Characteristics of roundness
The same circle has countless radii, all of which are equal in length.
The same circle has countless diameters, all of which are equal in length.
The radius of the same circle is 0/2 of the diameter of 65438+, and the diameter is twice the radius.
The line segment with both ends on the circle has the largest diameter.
The size of a circle is determined by its radius, and its position is determined by its center.
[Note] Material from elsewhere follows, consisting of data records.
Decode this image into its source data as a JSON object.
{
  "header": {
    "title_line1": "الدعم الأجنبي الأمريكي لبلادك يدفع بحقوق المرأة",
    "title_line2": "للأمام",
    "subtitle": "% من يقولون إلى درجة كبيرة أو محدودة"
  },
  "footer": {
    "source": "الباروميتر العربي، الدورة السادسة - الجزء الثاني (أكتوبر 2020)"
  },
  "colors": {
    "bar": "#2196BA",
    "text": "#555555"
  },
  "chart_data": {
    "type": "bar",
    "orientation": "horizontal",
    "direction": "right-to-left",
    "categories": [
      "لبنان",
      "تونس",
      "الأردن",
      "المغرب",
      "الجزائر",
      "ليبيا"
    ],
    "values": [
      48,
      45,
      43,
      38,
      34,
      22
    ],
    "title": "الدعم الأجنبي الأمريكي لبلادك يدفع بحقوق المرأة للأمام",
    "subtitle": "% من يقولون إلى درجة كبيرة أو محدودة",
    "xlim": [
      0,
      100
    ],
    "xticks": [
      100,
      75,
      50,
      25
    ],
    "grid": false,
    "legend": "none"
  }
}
A circle is an axisymmetric figure, and its axis of symmetry is an arbitrary straight line passing through the center of the circle. A circle is also a central symmetric figure, and its symmetric center is the center of the circle.
Theorem of Vertical Diameter of a Circle
The diameter perpendicular to the chord bisects the chord and the two arcs it faces.
The perpendicular bisector of the chord passes through the center of the circle and bisects the two arcs opposite to the chord.
Bisect the diameter of an arc opposite to the chord, bisect the chord vertically, and bisect another arc opposite to the chord.
Tangent theorem of circle
The radius perpendicular to the tangent point; The straight line passing through the outer end of the radius and perpendicular to the radius is the tangent of the circle.
Judgment method of tangent: the straight line passing through the outer end of radius and perpendicular to this radius is the tangent of the circle.
Properties of tangent:
(1) The straight line passing through the tangent point and perpendicular to the radius of the tangent point is the tangent of the circle.
(2) The straight line perpendicular to the tangent point must pass through the center of the circle.
(3) The tangent of the circle is perpendicular to the radius passing through the tangent point.